- Net income seen totaling 5 billion yen in year to March
- Company forecast based on an assumed yen rate of 100
Hitachi Construction Machinery Co., Japan’s second-biggest producer of building equipment, cut its full-year profit forecast by 38 percent following a first-quarter loss on the yen’s appreciation.
Net income will probably total 5 billion yen ($47 million) for the financial year to March 2017, missing a forecast of 8 billion yen made in April, the Tokyo-based company said Wednesday in a statement. Hitachi Construction Machinery reported a net loss of 1.6 billion yen for the three months ended June 30, compared with a profit of 2.8 billion yen a year earlier.
Revenue at the company, a unit of Japanese industrial conglomerate Hitachi Ltd., dropped in all regions except Europe, India and Oceania.
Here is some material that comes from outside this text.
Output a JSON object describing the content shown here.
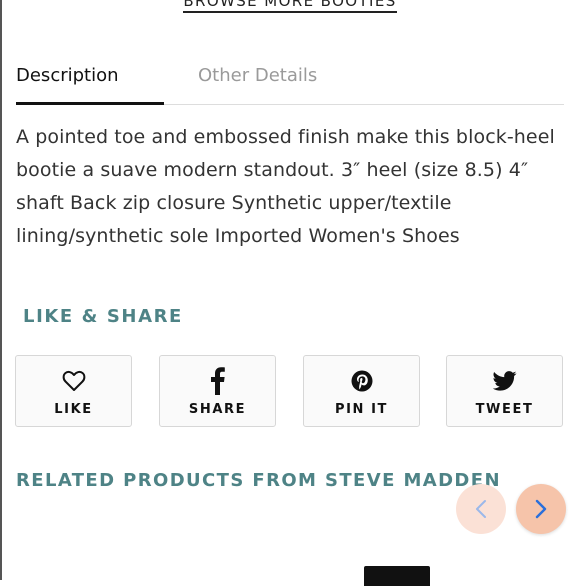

Sales in China declined 17 percent in the quarter, Latin America fell by more than half and Asia outside Japan, India and China saw a 31 percent drop in quarterly revenue.
The increased value of the yen makes Japanese exports less competitive overseas and further eroded earnings, serving a blow to Hitachi Construction since the company derives about 75 percent of its sales outside Japan.
Hitachi Construction Machinery’s full-year forecast is based on a foreign exchange rate assumption of 100 yen to the dollar, revised from 110 yen to the dollar built into the previous annual forecast.
The yen traded at 105.8 to the dollar as of 3:28 p.m. in Tokyo. President Yuichi Tsujimoto warned last month that a stronger yen and demand in Europe will be new threats to his company, which is already contending with a prolonged slump in China and a rout in commodity prices.
Caterpillar Inc. this week lowered its forecast for 2016 sales and earnings for the second time in three months as demand for mining and energy equipment fails to rebound after a slow start to the year. The U.S. company said Tuesday that annual sales will be $40 billion to $40.5 billion, compared with its forecast in April of $40 billion to $42 billion. Earnings excluding restructuring costs will be about $3.55 a share, down from previous projection of $3.70.
Komatsu, the world’s second-biggest maker of construction and mining equipment, will report quarterly results on Thursday.